You, Ms. Mentor’s readers, may appeal those grades and, if you like, vote for a single novel to get this year’s supreme Ackie. Responders will get extra credit, and you may vote as sincerely and as often as you choose.
Or you may choose to loafe.
Question: Will you, Ms. Mentor, provide your clamoring readers with the list of nominated-but-not-chosen academic novels, to add to our reading and loafeing pleasure?
Answer: Yes.
Sage readers: Ms. Mentor thanks all who nominated novels for this year’s Ackies, and she hopes that many more wise, witty, and well-crafted works will delight and instruct future readers.
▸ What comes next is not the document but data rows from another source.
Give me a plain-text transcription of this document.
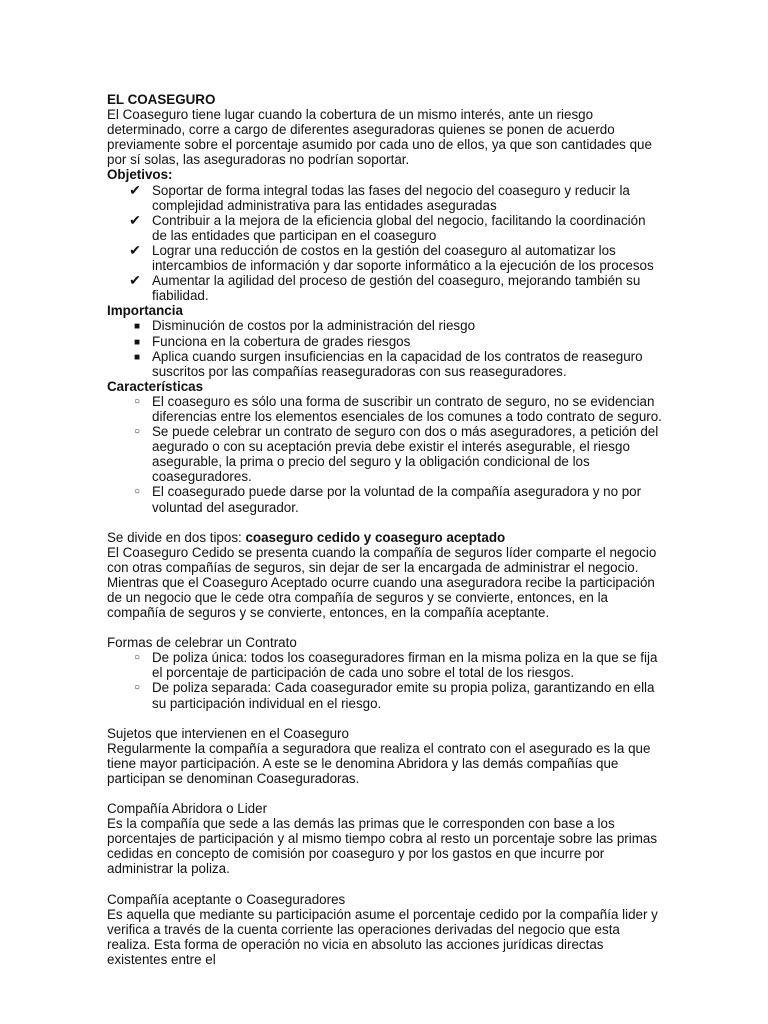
EL COASEGURO

El Coaseguro tiene lugar cuando la cobertura de un mismo interés, ante un riesgo determinado, corre a cargo de diferentes aseguradoras quienes se ponen de acuerdo previamente sobre el porcentaje asumido por cada uno de ellos, ya que son cantidades que por sí solas, las aseguradoras no podrían soportar.

Objetivos:

✔ Soportar de forma integral todas las fases del negocio del coaseguro y reducir la complejidad administrativa para las entidades aseguradas
✔ Contribuir a la mejora de la eficiencia global del negocio, facilitando la coordinación de las entidades que participan en el coaseguro
✔ Lograr una reducción de costos en la gestión del coaseguro al automatizar los intercambios de información y dar soporte informático a la ejecución de los procesos
✔ Aumentar la agilidad del proceso de gestión del coaseguro, mejorando también su fiabilidad.

Importancia

■ Disminución de costos por la administración del riesgo
■ Funciona en la cobertura de grades riesgos
■ Aplica cuando surgen insuficiencias en la capacidad de los contratos de reaseguro suscritos por las compañías reaseguradoras con sus reaseguradores.

Características

○ El coaseguro es sólo una forma de suscribir un contrato de seguro, no se evidencian diferencias entre los elementos esenciales de los comunes a todo contrato de seguro.
○ Se puede celebrar un contrato de seguro con dos o más aseguradores, a petición del aegurado o con su aceptación previa debe existir el interés asegurable, el riesgo asegurable, la prima o precio del seguro y la obligación condicional de los coaseguradores.
○ El coasegurado puede darse por la voluntad de la compañía aseguradora y no por voluntad del asegurador.

Se divide en dos tipos: coaseguro cedido y coaseguro aceptado

El Coaseguro Cedido se presenta cuando la compañía de seguros líder comparte el negocio con otras compañías de seguros, sin dejar de ser la encargada de administrar el negocio.

Mientras que el Coaseguro Aceptado ocurre cuando una aseguradora recibe la participación de un negocio que le cede otra compañía de seguros y se convierte, entonces, en la compañía de seguros y se convierte, entonces, en la compañía aceptante.

Formas de celebrar un Contrato

○ De poliza única: todos los coaseguradores firman en la misma poliza en la que se fija el porcentaje de participación de cada uno sobre el total de los riesgos.
○ De poliza separada: Cada coasegurador emite su propia poliza, garantizando en ella su participación individual en el riesgo.

Sujetos que intervienen en el Coaseguro

Regularmente la compañía a seguradora que realiza el contrato con el asegurado es la que tiene mayor participación. A este se le denomina Abridora y las demás compañías que participan se denominan Coaseguradoras.

Compañía Abridora o Lider

Es la compañía que sede a las demás las primas que le corresponden con base a los porcentajes de participación y al mismo tiempo cobra al resto un porcentaje sobre las primas cedidas en concepto de comisión por coaseguro y por los gastos en que incurre por administrar la poliza.

Compañía aceptante o Coaseguradores

Es aquella que mediante su participación asume el porcentaje cedido por la compañía lider y verifica a través de la cuenta corriente las operaciones derivadas del negocio que esta realiza. Esta forma de operación no vicia en absoluto las acciones jurídicas directas existentes entre el
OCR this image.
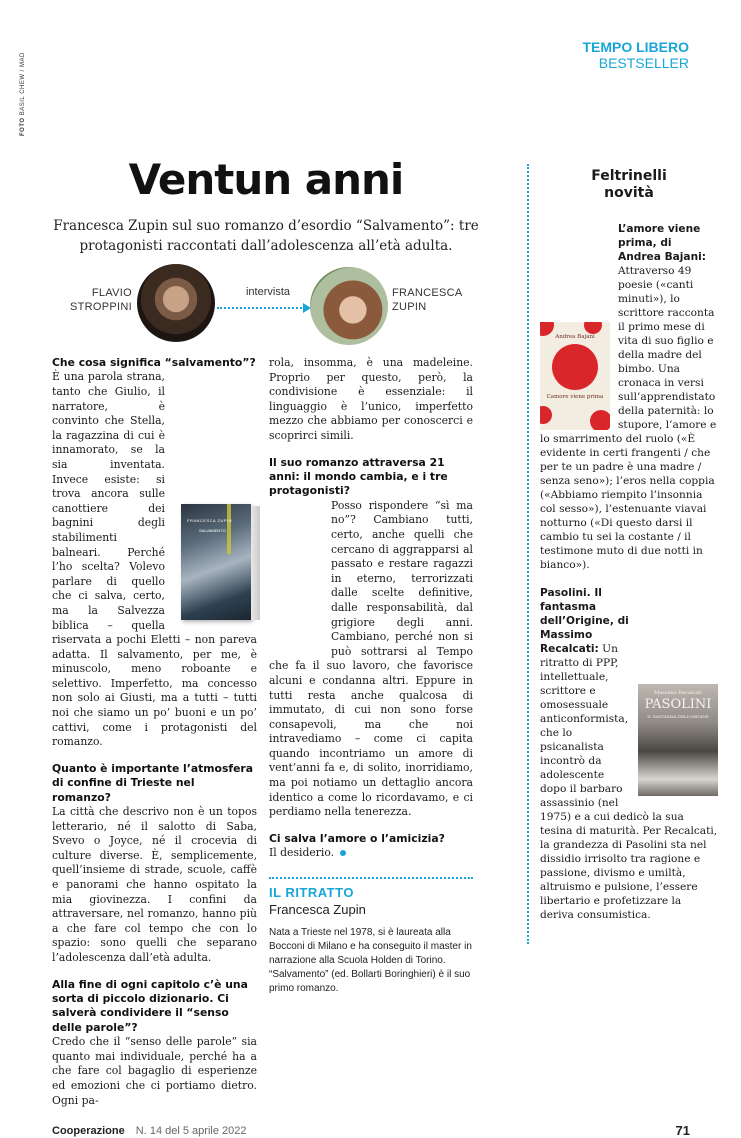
FOTO BASIL CHEW / MAD
TEMPO LIBERO
BESTSELLER
Ventun anni
Francesca Zupin sul suo romanzo d’esordio “Salvamento”: tre protagonisti raccontati dall’adolescenza all’età adulta.
FLAVIO
STROPPINI
intervista	FRANCESCA
ZUPIN

Che cosa significa “salvamento”?

FRANCESCA ZUPIN
SALVAMENTO
È una parola strana, tanto che Giulio, il narratore, è convinto che Stella, la ragazzina di cui è innamorato, se la sia inventata. Invece esiste: si trova ancora sulle canottiere dei bagnini degli stabilimenti balneari. Perché l’ho scelta? Volevo parlare di quello che ci salva, certo, ma la Salvezza biblica – quella riservata a pochi Eletti – non pareva adatta. Il salvamento, per me, è minuscolo, meno roboante e selettivo. Imperfetto, ma concesso non solo ai Giusti, ma a tutti – tutti noi che siamo un po’ buoni e un po’ cattivi, come i protagonisti del romanzo.

Quanto è importante l’atmosfera di confine di Trieste nel romanzo?

La città che descrivo non è un topos letterario, né il salotto di Saba, Svevo o Joyce, né il crocevia di culture diverse. È, semplicemente, quell’insieme di strade, scuole, caffè e panorami che hanno ospitato la mia giovinezza. I confini da attraversare, nel romanzo, hanno più a che fare col tempo che con lo spazio: sono quelli che separano l’adolescenza dall’età adulta.

Alla fine di ogni capitolo c’è una sorta di piccolo dizionario. Ci salverà condividere il “senso delle parole”?

Credo che il “senso delle parole” sia quanto mai individuale, perché ha a che fare col bagaglio di esperienze ed emozioni che ci portiamo dietro. Ogni pa-

rola, insomma, è una madeleine. Proprio per questo, però, la condivisione è essenziale: il linguaggio è l’unico, imperfetto mezzo che abbiamo per conoscerci e scoprirci simili.

Il suo romanzo attraversa 21 anni: il mondo cambia, e i tre protagonisti?

Posso rispondere “sì ma no”? Cambiano tutti, certo, anche quelli che cercano di aggrapparsi al passato e restare ragazzi in eterno, terrorizzati dalle scelte definitive, dalle responsabilità, dal grigiore degli anni. Cambiano, perché non si può sottrarsi al Tempo che fa il suo lavoro, che favorisce alcuni e condanna altri. Eppure in tutti resta anche qualcosa di immutato, di cui non sono forse consapevoli, ma che noi intravediamo – come ci capita quando incontriamo un amore di vent’anni fa e, di solito, inorridiamo, ma poi notiamo un dettaglio ancora identico a come lo ricordavamo, e ci perdiamo nella tenerezza.

Ci salva l’amore o l’amicizia?

Il desiderio.

IL RITRATTO
Francesca Zupin
Nata a Trieste nel 1978, si è laureata alla Bocconi di Milano e ha conseguito il master in narrazione alla Scuola Holden di Torino. “Salvamento” (ed. Bollarti Boringhieri) è il suo primo romanzo.
Feltrinelli
novità

Andrea Bajani
L’amore viene prima
L’amore viene prima, di Andrea Bajani: Attraverso 49 poesie («canti minuti»), lo scrittore racconta il primo mese di vita di suo figlio e della madre del bimbo. Una cronaca in versi sull’apprendistato della paternità: lo stupore, l’amore e lo smarrimento del ruolo («È evidente in certi frangenti / che per te un padre è una madre / senza seno»); l’eros nella coppia («Abbiamo riempito l’insonnia col sesso»), l’estenuante viavai notturno («Di questo darsi il cambio tu sei la costante / il testimone muto di due notti in bianco»).

Massimo Recalcati
PASOLINI
IL FANTASMA DELL’ORIGINE
Pasolini. Il fantasma dell’Origine, di Massimo Recalcati: Un ritratto di PPP, intellettuale, scrittore e omosessuale anticonformista, che lo psicanalista incontrò da adolescente dopo il barbaro assassinio (nel 1975) e a cui dedicò la sua tesina di maturità. Per Recalcati, la grandezza di Pasolini sta nel dissidio irrisolto tra ragione e passione, divismo e umiltà, altruismo e pulsione, l’essere libertario e profetizzare la deriva consumistica.

Cooperazione N. 14 del 5 aprile 2022	71
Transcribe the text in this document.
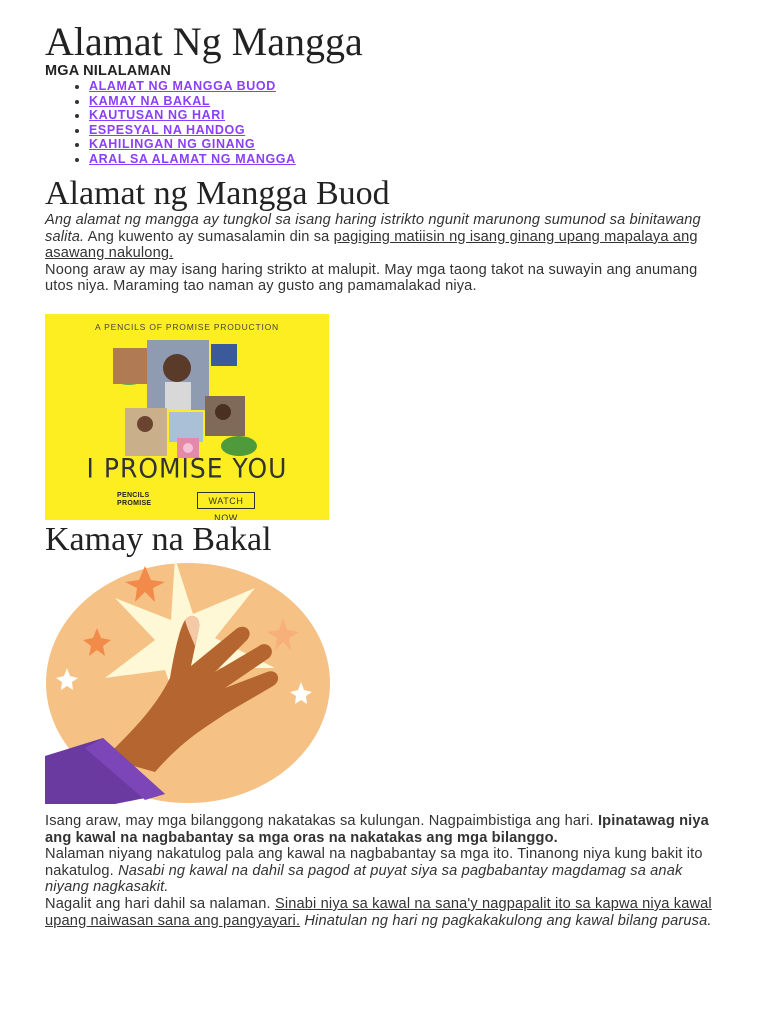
Alamat Ng Mangga
MGA NILALAMAN
• ALAMAT NG MANGGA BUOD
• KAMAY NA BAKAL
• KAUTUSAN NG HARI
• ESPESYAL NA HANDOG
• KAHILINGAN NG GINANG
• ARAL SA ALAMAT NG MANGGA
Alamat ng Mangga Buod

Ang alamat ng mangga ay tungkol sa isang haring istrikto ngunit marunong sumunod sa binitawang salita. Ang kuwento ay sumasalamin din sa pagiging matiisin ng isang ginang upang mapalaya ang asawang nakulong.

Noong araw ay may isang haring strikto at malupit. May mga taong takot na suwayin ang anumang utos niya. Maraming tao naman ay gusto ang pamamalakad niya.

A PENCILS OF PROMISE PRODUCTION
I PROMISE YOU
PENCILS
PROMISE	WATCH NOW
Kamay na Bakal

Isang araw, may mga bilanggong nakatakas sa kulungan. Nagpaimbistiga ang hari. Ipinatawag niya ang kawal na nagbabantay sa mga oras na nakatakas ang mga bilanggo.

Nalaman niyang nakatulog pala ang kawal na nagbabantay sa mga ito. Tinanong niya kung bakit ito nakatulog. Nasabi ng kawal na dahil sa pagod at puyat siya sa pagbabantay magdamag sa anak niyang nagkasakit.

Nagalit ang hari dahil sa nalaman. Sinabi niya sa kawal na sana'y nagpapalit ito sa kapwa niya kawal upang naiwasan sana ang pangyayari. Hinatulan ng hari ng pagkakakulong ang kawal bilang parusa.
As always, Ms. Mentor welcomes queries, gossip, and rants, including opinions about the ethics of portraying a real-life professor as your nemesis or love puppy in an academic novel. Ms. Mentor regrets that she can rarely answer letters personally, and never swiftly. All communications are confidential, and identifying details are always smudged in published columns. They will never know that that hellion, or that stallion, was originally you. They’ll think you were the loafer.